Whoever follows me will not walk in darkness, but
will have the light of life.”
―John 8:12
What a summer it has been, Lord. I
embrace the concept of Labor Day and its observance, but I hadn’t considered
the concept of Labor Year!
You, of course, have walked with me, even
spiritually carrying me in some cases through the whole journey as I decided
early in the spring to tear out and replace the rotted and highly unstable top
of the wooden deck attached to the second story of our house. Then to build a
porch beneath the structure (which) required the expense and effort of making
the above deck watertight.
I performed most of said labor,
squeezing in time balanced with my regular job/domestic responsibilities, and
honestly Lord; I didn’t know I had it in me. Friends did join in when asked
(thank you especially, Mr. Jolly) and I quickly realized how blessed I am by
those who were willing to sweat and toil alongside me.
First, you Jesus, having been a tekton
during your physical life on earth, toiled in this manner beyond anything of
which I’m capable. Yet you devoted additional time, even after your craftsman
efforts, to serve and minister to others. I on the other hand, was worn out by
my physical efforts and devoted far less time to service opportunities. The
comparison again lends opportunity for awe at your dedication in your choice of
sacrifice on behalf of me and the rest of humanity.
Second, I find now that the endeavor is
nearly completed, that I could easily become consumed by said efforts and let
myself be defined by what I have accomplished. The truth is, I am not the “Deck
Guy”. I am the “follower guy”. My work is not who I am, only a result of what I
believe. I find the reminder that you inspire and convict me to pursue elevated
goals to be a reason to praise you even more. You do not ask for me to perform
at unobtainable levels and you are there as the example of what can be done by
the power and given authority of God.
And then there is epiphany three―the key
of trust. I realize that if I prepare first in prayer; seeking through
scripture and wise counsel, your will Father―in you Jesus, by The Spirit, I can
do all things. Braggadocios? Not if I truly aspire to epiphany number two. Were
there times along the way that I was depressed, discouraged, wondering why and
how I became immersed in what seemed an un-accomplishable aspiration? You know
there were and you whispered encouragement all along the way, even when others
shook their heads in amazement at my seemingly insane behavior.
Maybe there is another lesson for all of
us bound by our physical and mental efforts on this planet, my King. Even when
all of life looks less than hopeful (dare I say hopeless?), you are available
to give confidence, to offer insight and wisdom, to instill the spirit of faith
as long as we look to the light of your example and keep an eye on the path you
have paved.
New projects and challenges now shimmer
on the horizon. Facilitating another trip to Israel next year looms as a big
one. I am tempted again to shake my head in the weakness of my belief that it
can happen. So many obstacles, so little preparation time, so many more
sojourners desired to join us in the venture.

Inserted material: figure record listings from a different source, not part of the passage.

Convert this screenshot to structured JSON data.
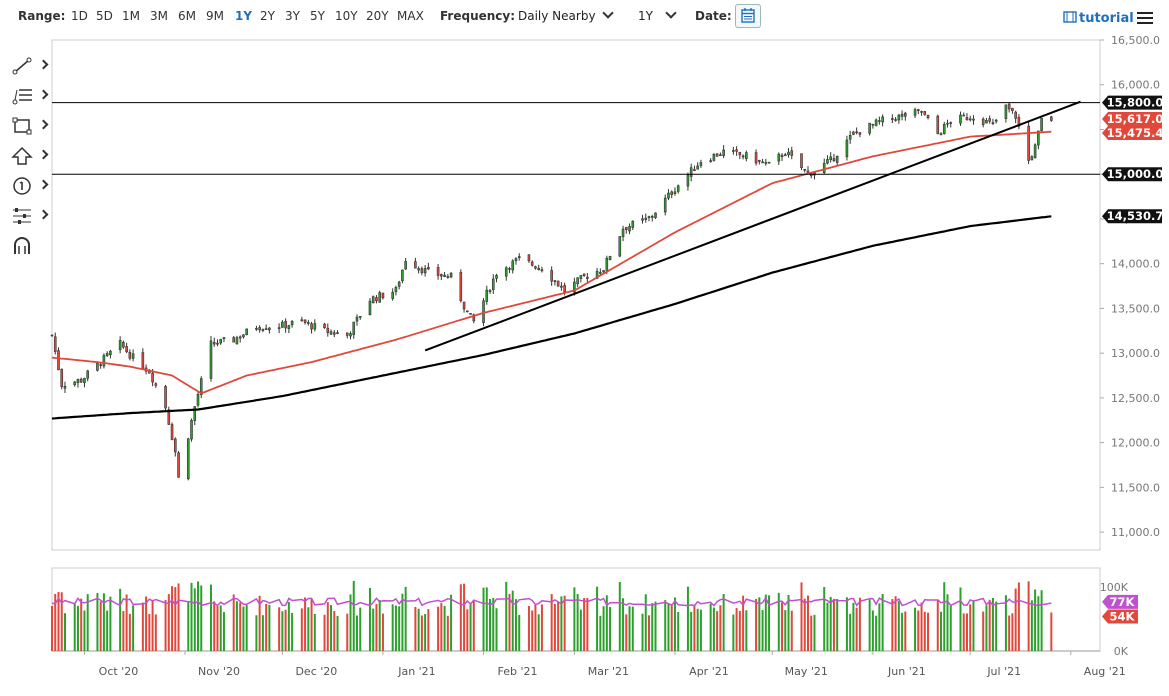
{
  "toolbar": {
    "range_label": "Range:",
    "ranges": [
      "1D",
      "5D",
      "1M",
      "3M",
      "6M",
      "9M",
      "1Y",
      "2Y",
      "3Y",
      "5Y",
      "10Y",
      "20Y",
      "MAX"
    ],
    "active_range": "1Y",
    "frequency_label": "Frequency:",
    "frequency_value": "Daily Nearby",
    "period_value": "1Y",
    "date_label": "Date:",
    "tutorial_label": "tutorial"
  },
  "colors": {
    "up": "#2ca02c",
    "down": "#e0483c",
    "ma50": "#e0483c",
    "ma200": "#000000",
    "volume_avg": "#c050d0",
    "badge_dark": "#111111",
    "badge_red": "#e0483c"
  },
  "chart_data": {
    "type": "candlestick",
    "title": "",
    "y_axis": {
      "range": [
        10800,
        16500
      ],
      "ticks": [
        11000,
        11500,
        12000,
        12500,
        13000,
        13500,
        14000,
        14500,
        15000,
        15500,
        16000,
        16500
      ],
      "tick_labels": [
        "11,000.0",
        "11,500.0",
        "12,000.0",
        "12,500.0",
        "13,000.0",
        "13,500.0",
        "14,000.0",
        "14,500.0",
        "15,000.0",
        "15,500.0",
        "16,000.0",
        "16,500.0"
      ]
    },
    "x_axis": {
      "start": "2020-09-21",
      "end": "2021-08-10",
      "tick_labels": [
        "Oct '20",
        "Nov '20",
        "Dec '20",
        "Jan '21",
        "Feb '21",
        "Mar '21",
        "Apr '21",
        "May '21",
        "Jun '21",
        "Jul '21",
        "Aug '21"
      ],
      "tick_dates": [
        "2020-10-01",
        "2020-11-01",
        "2020-12-01",
        "2021-01-01",
        "2021-02-01",
        "2021-03-01",
        "2021-04-01",
        "2021-05-01",
        "2021-06-01",
        "2021-07-01",
        "2021-08-01"
      ]
    },
    "close_anchors": [
      [
        "2020-09-21",
        13200
      ],
      [
        "2020-09-24",
        12650
      ],
      [
        "2020-09-30",
        12700
      ],
      [
        "2020-10-06",
        12900
      ],
      [
        "2020-10-12",
        13100
      ],
      [
        "2020-10-16",
        12950
      ],
      [
        "2020-10-21",
        12800
      ],
      [
        "2020-10-26",
        12400
      ],
      [
        "2020-10-29",
        11900
      ],
      [
        "2020-10-30",
        11600
      ],
      [
        "2020-11-04",
        12400
      ],
      [
        "2020-11-09",
        13100
      ],
      [
        "2020-11-16",
        13150
      ],
      [
        "2020-11-23",
        13300
      ],
      [
        "2020-11-30",
        13300
      ],
      [
        "2020-12-07",
        13350
      ],
      [
        "2020-12-14",
        13250
      ],
      [
        "2020-12-21",
        13200
      ],
      [
        "2020-12-28",
        13600
      ],
      [
        "2021-01-05",
        13700
      ],
      [
        "2021-01-08",
        14050
      ],
      [
        "2021-01-15",
        13900
      ],
      [
        "2021-01-22",
        13850
      ],
      [
        "2021-01-27",
        13450
      ],
      [
        "2021-01-29",
        13350
      ],
      [
        "2021-02-05",
        13900
      ],
      [
        "2021-02-12",
        14050
      ],
      [
        "2021-02-19",
        13950
      ],
      [
        "2021-02-26",
        13700
      ],
      [
        "2021-03-04",
        13850
      ],
      [
        "2021-03-10",
        13950
      ],
      [
        "2021-03-16",
        14400
      ],
      [
        "2021-03-24",
        14500
      ],
      [
        "2021-03-31",
        14800
      ],
      [
        "2021-04-09",
        15150
      ],
      [
        "2021-04-16",
        15250
      ],
      [
        "2021-04-23",
        15200
      ],
      [
        "2021-04-30",
        15100
      ],
      [
        "2021-05-05",
        15250
      ],
      [
        "2021-05-12",
        15000
      ],
      [
        "2021-05-19",
        15150
      ],
      [
        "2021-05-26",
        15450
      ],
      [
        "2021-06-04",
        15600
      ],
      [
        "2021-06-10",
        15650
      ],
      [
        "2021-06-16",
        15700
      ],
      [
        "2021-06-21",
        15450
      ],
      [
        "2021-06-25",
        15600
      ],
      [
        "2021-07-02",
        15650
      ],
      [
        "2021-07-08",
        15550
      ],
      [
        "2021-07-12",
        15750
      ],
      [
        "2021-07-15",
        15650
      ],
      [
        "2021-07-19",
        15150
      ],
      [
        "2021-07-21",
        15300
      ],
      [
        "2021-07-23",
        15600
      ],
      [
        "2021-07-26",
        15617
      ]
    ],
    "ma50_anchors": [
      [
        "2020-09-21",
        12950
      ],
      [
        "2020-10-05",
        12900
      ],
      [
        "2020-10-15",
        12850
      ],
      [
        "2020-10-28",
        12750
      ],
      [
        "2020-11-06",
        12550
      ],
      [
        "2020-11-20",
        12750
      ],
      [
        "2020-12-10",
        12900
      ],
      [
        "2021-01-05",
        13150
      ],
      [
        "2021-02-01",
        13450
      ],
      [
        "2021-03-01",
        13700
      ],
      [
        "2021-04-01",
        14350
      ],
      [
        "2021-05-01",
        14900
      ],
      [
        "2021-06-01",
        15200
      ],
      [
        "2021-07-01",
        15420
      ],
      [
        "2021-07-26",
        15475
      ]
    ],
    "ma200_anchors": [
      [
        "2020-09-21",
        12270
      ],
      [
        "2020-10-15",
        12330
      ],
      [
        "2020-11-05",
        12370
      ],
      [
        "2020-12-01",
        12520
      ],
      [
        "2021-01-01",
        12750
      ],
      [
        "2021-02-01",
        12980
      ],
      [
        "2021-03-01",
        13220
      ],
      [
        "2021-04-01",
        13550
      ],
      [
        "2021-05-01",
        13900
      ],
      [
        "2021-06-01",
        14200
      ],
      [
        "2021-07-01",
        14420
      ],
      [
        "2021-07-26",
        14530
      ]
    ],
    "horizontal_lines": [
      15800,
      15000
    ],
    "trendline": {
      "from": [
        "2021-01-14",
        13030
      ],
      "to": [
        "2021-08-04",
        15810
      ]
    },
    "badges": [
      {
        "value": 15800,
        "label": "15,800.0",
        "style": "dark"
      },
      {
        "value": 15617,
        "label": "15,617.0",
        "style": "red"
      },
      {
        "value": 15475,
        "label": "15,475.4",
        "style": "red"
      },
      {
        "value": 15000,
        "label": "15,000.0",
        "style": "dark"
      },
      {
        "value": 14530.7,
        "label": "14,530.7",
        "style": "dark"
      }
    ],
    "volume": {
      "y_ticks": [
        0,
        100000
      ],
      "tick_labels": [
        "0K",
        "100K"
      ],
      "range": [
        0,
        130000
      ],
      "avg_value": 77000,
      "last_value": 54000,
      "badges": [
        {
          "value": 77000,
          "label": "77K",
          "style": "purple"
        },
        {
          "value": 54000,
          "label": "54K",
          "style": "red"
        }
      ]
    }
  }
}
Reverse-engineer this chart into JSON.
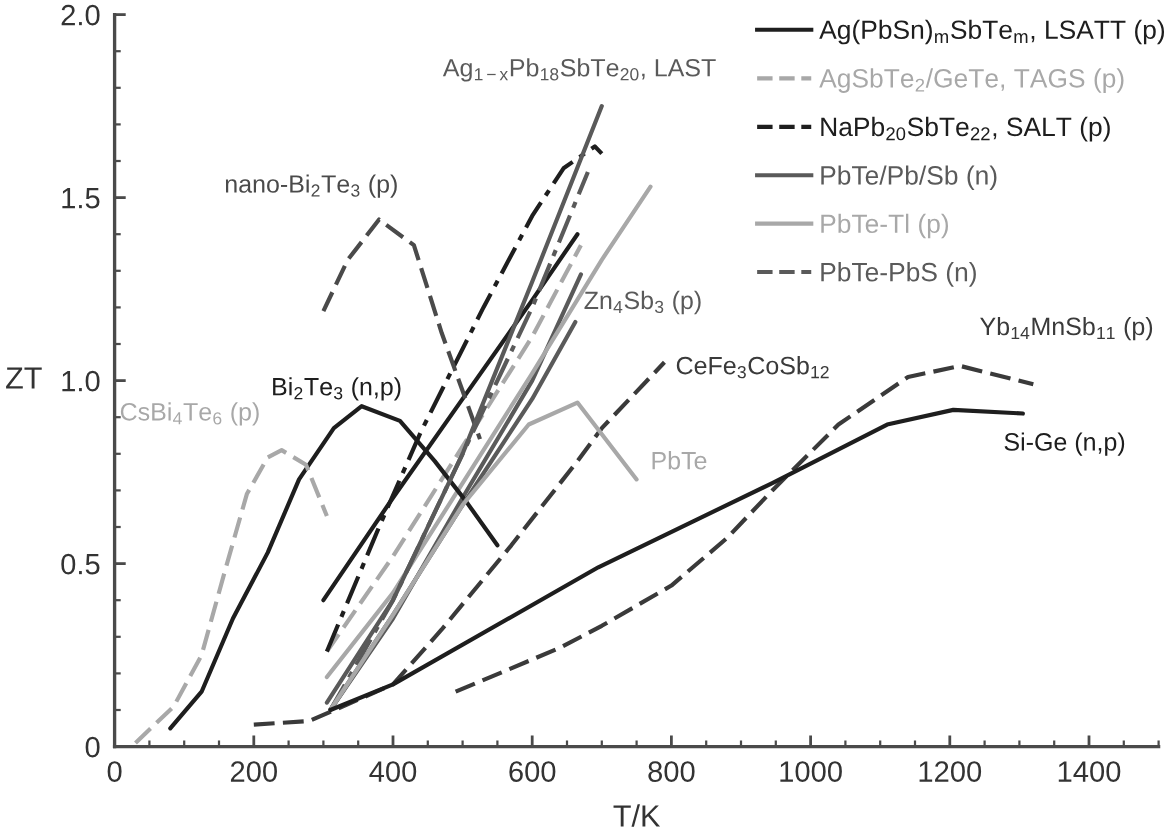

But you have taught me again that
the tearing down of my doubt and the rebuilding of my deck of faith, supported
by your incredible foundation: will see it (and me) through.
Thank you, again and always, Lord for
being my inspiration, my leader and especially my Savior. I have discovered
again in the exertion, just how small I am and how large is your love, desire
and ability to see my work and fellowship through to completion in you.
I pray it may it always be so,
Mark C.
I opened the blog and the first thing I saw was the picture of the stairs, and thought, hey that's at their house. (Nice pic BTW - love the way the light cast the shadows on it!) Then I began to read the blog and the deck restoration story. So thrilled for you to have it done and done right! It looks great. Can't wait to come sit on it with you and Patti (once it cools down a little LOL).
ReplyDeleteThanks! We are taking reservations, LOL.
DeleteThe deck looks great. You understand the long trek and commitment it takes to complete a project. I just wrote a young actress of color on the FB networking page for CITA (Christians in Theater Arts). She complained that her roles are stereotypical, causing her mental and physical pain/anguish. I replied, "Please feel the love of Christ coming through my message - not to minimize your pain but to compare it to His. Let Him use your pain for His purposes. If you can let go all that hovers over you, I believe you will see the glory of being right where He wants you." Mark, you of course, understand the submission that this young woman, so trapped in her victim-hood, has yet to discover or acknowledge as a requirement for success with God, far more important than with playing roles about society's issues. She wants a new canon displayed on stage. I agree with that; but she entered the CITA page and seemed surprised at some of the comments, not lacking in sympathy but directing her to the source of answers.